Improvements made to modernize government and the way they view their workforce can come in a variety of scenarios. For example:
- Employee Engagement – Attracting a younger generation is difficult for the public sector because they can’t pay them the same high salaries that private sector does. However, many are still interested in a career that serves their community. Getting creative in other ways, such as implementing mobile policies, can be an added driver. According to Mike Brinker, global Deloitte Digital leader, “For most people, technology in their personal lives is actually better than the technology they use at work.” 1
- Streamline Processes with Technology – Too many workforce management processes are still being done manually. The days of outmoded pencil & paper aren’t over yet for many organizations. Government is struggling with keeping up with demand while their antiquated systems hold them back. Check out how Denver’s time-off request process went from 21 steps to 10 in the whitepaper “Achieving a Lean Government Workforce”. It’s unrealistic to think you can attract a younger, tech-savvy workforce when your processes for simple requests are complicated.
- Recruitment & Retention Strategies – A recruitment and retention strategy forces government organizations to think outside the box to keep staffing levels where they need them. Gone are the days of attractive pensions. Governments are adopting modern policies like telecommuting, additional paid leave (some are adding parental leave), and flexible work schedules/hours to name a few. In a blog post from Neil Reichenberg, Executive Director of the International Public Management Association for Human Resources (IPMA-HR) he says “It’s great to see state and local governments hiring and expanding, but the low rate of unemployment coupled with the increasing number of retirements will make it a challenging environment for state and local governments to compete for top talent.”

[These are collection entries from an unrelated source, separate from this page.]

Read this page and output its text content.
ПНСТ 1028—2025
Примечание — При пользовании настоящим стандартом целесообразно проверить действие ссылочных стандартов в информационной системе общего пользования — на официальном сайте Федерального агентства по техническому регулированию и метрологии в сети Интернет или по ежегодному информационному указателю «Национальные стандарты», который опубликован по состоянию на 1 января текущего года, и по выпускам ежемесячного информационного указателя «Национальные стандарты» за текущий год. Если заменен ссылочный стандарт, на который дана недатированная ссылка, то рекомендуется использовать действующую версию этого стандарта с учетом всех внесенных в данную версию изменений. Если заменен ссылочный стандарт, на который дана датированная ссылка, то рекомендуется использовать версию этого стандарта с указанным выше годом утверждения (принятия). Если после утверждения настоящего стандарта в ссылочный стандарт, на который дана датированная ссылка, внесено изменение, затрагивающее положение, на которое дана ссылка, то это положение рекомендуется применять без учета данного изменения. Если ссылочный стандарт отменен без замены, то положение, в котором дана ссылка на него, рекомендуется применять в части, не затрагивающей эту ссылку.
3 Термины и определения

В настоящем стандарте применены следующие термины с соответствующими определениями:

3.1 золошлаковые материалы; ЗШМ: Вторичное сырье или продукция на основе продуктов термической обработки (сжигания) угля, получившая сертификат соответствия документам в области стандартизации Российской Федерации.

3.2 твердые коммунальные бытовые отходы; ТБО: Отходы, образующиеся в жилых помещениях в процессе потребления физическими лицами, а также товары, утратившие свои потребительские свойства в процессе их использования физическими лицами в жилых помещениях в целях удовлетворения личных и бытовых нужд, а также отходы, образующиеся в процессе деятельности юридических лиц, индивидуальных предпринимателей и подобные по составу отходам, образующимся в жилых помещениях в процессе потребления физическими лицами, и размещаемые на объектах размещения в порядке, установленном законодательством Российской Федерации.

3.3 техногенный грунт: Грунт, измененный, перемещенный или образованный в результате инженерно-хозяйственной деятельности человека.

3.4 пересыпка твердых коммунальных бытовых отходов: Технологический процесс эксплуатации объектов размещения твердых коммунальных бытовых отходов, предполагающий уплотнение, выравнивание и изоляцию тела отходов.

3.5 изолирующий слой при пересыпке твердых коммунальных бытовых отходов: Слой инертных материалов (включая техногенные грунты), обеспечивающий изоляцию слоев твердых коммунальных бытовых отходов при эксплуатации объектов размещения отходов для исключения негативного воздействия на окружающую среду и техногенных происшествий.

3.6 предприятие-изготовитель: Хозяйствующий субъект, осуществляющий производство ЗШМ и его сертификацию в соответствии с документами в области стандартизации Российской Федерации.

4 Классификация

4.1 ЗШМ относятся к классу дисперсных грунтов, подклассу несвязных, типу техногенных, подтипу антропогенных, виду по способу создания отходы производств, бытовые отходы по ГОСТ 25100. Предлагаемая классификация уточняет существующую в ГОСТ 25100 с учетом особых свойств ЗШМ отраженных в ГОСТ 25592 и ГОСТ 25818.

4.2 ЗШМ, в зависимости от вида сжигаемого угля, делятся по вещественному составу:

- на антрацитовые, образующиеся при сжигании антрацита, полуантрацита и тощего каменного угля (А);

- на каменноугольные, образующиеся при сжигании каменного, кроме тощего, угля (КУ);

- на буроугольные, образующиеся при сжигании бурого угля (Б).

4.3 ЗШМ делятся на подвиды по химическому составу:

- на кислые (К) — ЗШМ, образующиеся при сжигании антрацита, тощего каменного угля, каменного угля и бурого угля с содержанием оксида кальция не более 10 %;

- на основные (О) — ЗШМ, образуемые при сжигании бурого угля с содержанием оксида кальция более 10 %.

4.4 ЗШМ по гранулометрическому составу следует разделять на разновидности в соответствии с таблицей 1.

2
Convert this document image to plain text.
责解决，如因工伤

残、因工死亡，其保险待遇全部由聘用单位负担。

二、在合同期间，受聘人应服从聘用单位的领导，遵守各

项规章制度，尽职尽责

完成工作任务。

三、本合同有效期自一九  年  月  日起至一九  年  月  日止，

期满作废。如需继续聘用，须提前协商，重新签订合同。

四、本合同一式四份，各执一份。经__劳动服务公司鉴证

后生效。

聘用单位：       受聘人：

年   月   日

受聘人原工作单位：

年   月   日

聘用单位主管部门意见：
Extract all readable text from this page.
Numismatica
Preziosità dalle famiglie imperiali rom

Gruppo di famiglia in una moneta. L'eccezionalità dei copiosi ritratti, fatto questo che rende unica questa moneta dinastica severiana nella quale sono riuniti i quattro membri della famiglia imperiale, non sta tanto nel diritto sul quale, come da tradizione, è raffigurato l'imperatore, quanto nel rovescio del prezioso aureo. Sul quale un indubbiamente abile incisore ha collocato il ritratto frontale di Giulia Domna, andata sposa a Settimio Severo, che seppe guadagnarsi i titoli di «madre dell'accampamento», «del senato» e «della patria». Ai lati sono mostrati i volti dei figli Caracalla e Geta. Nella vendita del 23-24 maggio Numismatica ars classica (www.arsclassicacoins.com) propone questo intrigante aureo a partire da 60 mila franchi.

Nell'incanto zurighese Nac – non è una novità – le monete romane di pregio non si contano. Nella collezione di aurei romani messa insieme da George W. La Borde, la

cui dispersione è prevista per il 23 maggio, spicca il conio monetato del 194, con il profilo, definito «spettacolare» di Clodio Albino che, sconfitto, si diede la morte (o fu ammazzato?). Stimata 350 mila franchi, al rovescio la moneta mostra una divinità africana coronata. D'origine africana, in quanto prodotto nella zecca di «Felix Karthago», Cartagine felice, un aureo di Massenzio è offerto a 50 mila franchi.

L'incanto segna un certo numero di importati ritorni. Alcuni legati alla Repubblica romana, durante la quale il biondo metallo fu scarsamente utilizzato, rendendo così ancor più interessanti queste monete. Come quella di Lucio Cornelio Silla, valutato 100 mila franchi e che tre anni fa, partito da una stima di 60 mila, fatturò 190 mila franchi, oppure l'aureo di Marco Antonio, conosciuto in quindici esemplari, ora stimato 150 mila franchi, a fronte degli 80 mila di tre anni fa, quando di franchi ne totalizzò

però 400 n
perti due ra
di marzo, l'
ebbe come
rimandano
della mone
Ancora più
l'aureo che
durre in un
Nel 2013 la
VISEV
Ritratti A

One example in the Workforce of the Future research done by SLGE comes from the State of Michigan around employee engagement surveys. “The State of Michigan has conducted employee engagement surveys every eighteen months since 2002. In response to survey feedback, Michigan established a leadership development program and a new employee recognition program. The response rate to the survey has continued to go up every year. Michigan credits its focus on taking actions on issues employees raise as the reason the rate has climbed.”
IDC's recent Digital Transformation (DX) Executive Sentiment Survey of 157 public sector decision makers indicates that digitally transforming their organization is a priority for 100% of public sector responders. And 59% of respondents indicate that their agency executives are facing pressure or significant pressure to execute a DX strategy. Digital transformation is one strategy to modernizing government. Looking at modernizing all aspects of your entire workforce is impractical. A more sensible approach is to look at best practices, like the one in the State of Michigan, and identify two or three to adopt for your organization.